Is it possible to mix it with a little water and then mix it in the soap?


----------



## melstan775 (Mar 20, 2013)

There's other Dutch people on this site, so maybe post the link anyway so they can see a Dutch supplier.   .


----------



## mips (Mar 20, 2013)

I didn't know that... well this is the site: http://www.kransenenrozen.nl/a-12824112/kleurstoffen/kleurstof-voor-zeep-wit-titanium-dioxide/

It really doesn't say anything about disolving. Such a pity.


----------



## Genny (Mar 21, 2013)

mips said:


> I didn't know that... well this is the site: http://www.kransenenrozen.nl/a-12824112/kleurstoffen/kleurstof-voor-zeep-wit-titanium-dioxide/
> 
> It really doesn't say anything about disolving. Such a pity.



I'd contact your supplier and ask them directly since it doesn't state on the site.


----------



## mips (Mar 22, 2013)

It dissolves in water, I tried. Oil still looked crumbly, and water made a smooth blend. Glad I have this figured out


----------



## Badger (Mar 22, 2013)

I know for oxides mixed in MPs they suggest mixing oxides in rubbing alcohol or glycerin.  I am not sure if it is the same for TD though.  I know the suggestion of rubbing alcohol was so that it does not effect the consistency of your base when you add the colorant to the base.  Water may effect the base a little, but I am not sure...


----------



## mips (Mar 22, 2013)

Could be, but I rather not use rubbing alcohol IN my base... cause it doesn't evaporate, and alcohol isn't too good for the skin.

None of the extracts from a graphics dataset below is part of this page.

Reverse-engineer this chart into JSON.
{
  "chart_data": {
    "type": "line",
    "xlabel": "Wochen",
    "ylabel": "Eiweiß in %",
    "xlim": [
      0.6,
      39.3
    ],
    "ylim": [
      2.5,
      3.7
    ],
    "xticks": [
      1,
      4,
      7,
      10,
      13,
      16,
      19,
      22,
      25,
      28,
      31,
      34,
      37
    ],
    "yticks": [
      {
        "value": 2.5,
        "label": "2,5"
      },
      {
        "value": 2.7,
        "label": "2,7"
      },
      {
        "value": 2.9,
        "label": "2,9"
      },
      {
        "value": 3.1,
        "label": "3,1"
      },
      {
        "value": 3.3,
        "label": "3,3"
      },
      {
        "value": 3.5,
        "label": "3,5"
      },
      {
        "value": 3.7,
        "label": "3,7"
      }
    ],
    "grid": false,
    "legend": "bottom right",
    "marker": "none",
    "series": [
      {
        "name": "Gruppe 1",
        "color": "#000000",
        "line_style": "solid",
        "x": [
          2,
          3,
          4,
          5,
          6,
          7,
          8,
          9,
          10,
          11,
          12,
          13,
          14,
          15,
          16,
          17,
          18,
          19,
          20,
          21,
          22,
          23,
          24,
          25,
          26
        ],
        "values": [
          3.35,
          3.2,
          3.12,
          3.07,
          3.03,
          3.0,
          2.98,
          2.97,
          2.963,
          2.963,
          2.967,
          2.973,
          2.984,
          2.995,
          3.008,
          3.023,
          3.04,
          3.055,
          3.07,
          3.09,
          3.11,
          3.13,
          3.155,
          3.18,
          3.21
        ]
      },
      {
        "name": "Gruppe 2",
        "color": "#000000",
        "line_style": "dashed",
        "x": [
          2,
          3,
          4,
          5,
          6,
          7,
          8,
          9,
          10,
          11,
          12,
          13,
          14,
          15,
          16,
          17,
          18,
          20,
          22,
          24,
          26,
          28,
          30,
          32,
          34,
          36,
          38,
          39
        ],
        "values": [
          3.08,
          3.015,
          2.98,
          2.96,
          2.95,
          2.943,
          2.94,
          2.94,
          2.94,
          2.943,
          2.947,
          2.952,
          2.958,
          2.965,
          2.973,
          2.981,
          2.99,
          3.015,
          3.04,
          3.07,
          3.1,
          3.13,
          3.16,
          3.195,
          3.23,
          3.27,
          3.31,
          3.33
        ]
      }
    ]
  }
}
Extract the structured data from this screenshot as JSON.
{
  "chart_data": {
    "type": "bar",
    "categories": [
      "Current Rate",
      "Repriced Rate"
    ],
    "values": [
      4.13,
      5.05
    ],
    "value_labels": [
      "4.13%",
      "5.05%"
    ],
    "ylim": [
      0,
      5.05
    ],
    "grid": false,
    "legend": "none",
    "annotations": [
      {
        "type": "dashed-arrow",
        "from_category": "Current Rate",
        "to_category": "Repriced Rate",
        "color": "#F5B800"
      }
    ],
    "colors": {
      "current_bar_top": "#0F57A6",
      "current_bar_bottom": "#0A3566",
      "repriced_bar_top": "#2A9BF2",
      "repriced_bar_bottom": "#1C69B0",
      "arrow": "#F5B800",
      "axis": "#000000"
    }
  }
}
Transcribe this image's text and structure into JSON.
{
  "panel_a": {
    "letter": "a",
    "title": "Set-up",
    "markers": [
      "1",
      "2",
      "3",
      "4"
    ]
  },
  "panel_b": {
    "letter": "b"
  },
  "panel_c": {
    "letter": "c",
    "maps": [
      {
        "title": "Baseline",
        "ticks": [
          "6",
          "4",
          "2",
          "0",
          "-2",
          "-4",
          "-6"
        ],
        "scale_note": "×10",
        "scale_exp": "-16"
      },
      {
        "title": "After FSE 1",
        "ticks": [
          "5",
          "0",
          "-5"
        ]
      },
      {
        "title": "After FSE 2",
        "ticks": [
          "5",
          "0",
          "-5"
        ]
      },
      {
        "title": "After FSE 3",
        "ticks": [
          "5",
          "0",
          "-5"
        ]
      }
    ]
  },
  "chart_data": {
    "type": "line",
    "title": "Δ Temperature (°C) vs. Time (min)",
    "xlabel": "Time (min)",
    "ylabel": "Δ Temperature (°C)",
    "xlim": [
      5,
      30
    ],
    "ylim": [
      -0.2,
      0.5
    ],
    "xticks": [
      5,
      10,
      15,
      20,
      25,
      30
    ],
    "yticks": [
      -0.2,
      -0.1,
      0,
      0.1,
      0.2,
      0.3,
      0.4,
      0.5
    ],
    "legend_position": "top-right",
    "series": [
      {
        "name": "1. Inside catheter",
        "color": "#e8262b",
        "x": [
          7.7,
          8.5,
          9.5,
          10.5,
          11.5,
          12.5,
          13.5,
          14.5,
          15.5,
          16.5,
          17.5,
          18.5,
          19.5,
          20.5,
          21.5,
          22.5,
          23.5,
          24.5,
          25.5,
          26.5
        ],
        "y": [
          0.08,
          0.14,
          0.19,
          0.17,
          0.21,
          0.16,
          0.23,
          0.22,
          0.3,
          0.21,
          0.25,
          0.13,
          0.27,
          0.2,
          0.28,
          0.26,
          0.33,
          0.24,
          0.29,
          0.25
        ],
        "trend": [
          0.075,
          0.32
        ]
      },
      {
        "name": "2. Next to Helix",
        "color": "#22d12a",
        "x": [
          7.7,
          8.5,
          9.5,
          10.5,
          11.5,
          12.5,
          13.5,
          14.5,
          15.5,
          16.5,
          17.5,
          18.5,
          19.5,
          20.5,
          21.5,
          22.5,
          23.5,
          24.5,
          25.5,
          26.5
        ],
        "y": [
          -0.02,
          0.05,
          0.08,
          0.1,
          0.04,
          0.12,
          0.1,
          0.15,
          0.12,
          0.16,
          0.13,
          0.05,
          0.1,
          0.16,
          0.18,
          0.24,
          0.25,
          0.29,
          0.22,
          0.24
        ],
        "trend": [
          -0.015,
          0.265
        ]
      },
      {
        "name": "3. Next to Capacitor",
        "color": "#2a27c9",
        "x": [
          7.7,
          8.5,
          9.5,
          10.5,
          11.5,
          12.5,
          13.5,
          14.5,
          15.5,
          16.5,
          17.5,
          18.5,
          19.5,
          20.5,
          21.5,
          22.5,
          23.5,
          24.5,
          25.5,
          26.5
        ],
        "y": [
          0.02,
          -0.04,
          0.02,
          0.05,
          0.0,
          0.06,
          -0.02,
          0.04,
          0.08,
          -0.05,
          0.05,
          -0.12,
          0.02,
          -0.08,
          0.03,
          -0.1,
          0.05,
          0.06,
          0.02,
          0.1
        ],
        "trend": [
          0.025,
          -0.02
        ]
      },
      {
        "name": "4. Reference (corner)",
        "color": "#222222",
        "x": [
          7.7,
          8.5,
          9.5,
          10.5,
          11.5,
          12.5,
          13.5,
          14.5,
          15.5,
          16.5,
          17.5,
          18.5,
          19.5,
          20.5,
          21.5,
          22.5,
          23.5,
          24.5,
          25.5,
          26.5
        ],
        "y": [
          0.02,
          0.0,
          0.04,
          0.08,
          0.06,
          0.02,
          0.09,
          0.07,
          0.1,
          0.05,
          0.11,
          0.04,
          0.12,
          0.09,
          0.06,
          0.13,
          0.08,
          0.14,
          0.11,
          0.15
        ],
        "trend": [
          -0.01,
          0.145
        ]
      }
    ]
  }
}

I just tried it again with the titanium dioxide.. I hope it worked, but silly me (flu-me) made some mistakes... so I just have to wait 

I tried a few stuff actually, cause I don't like how this base feels on the skin... so I added extra oil (to see how it ends up) and some milk... and titanium for trying it out once more. We'll see how it'll become, I'll unmold it soon :mrgreen: Looks good at least!


----------



## mips (Mar 22, 2013)

Ok, my flu-mistake showed up... (also adding the oil-titanium dioxide.. I facepalmed )

But it looks pretty anyway... a nice color too...


----------



## Badger (Mar 22, 2013)

It looks very pretty.  Nice color!


----------



## mips (Mar 23, 2013)

Thanks 

It feels a bit better on my skin than without the milk and extra oil. I think this melt & pour base isn't superfat :/


----------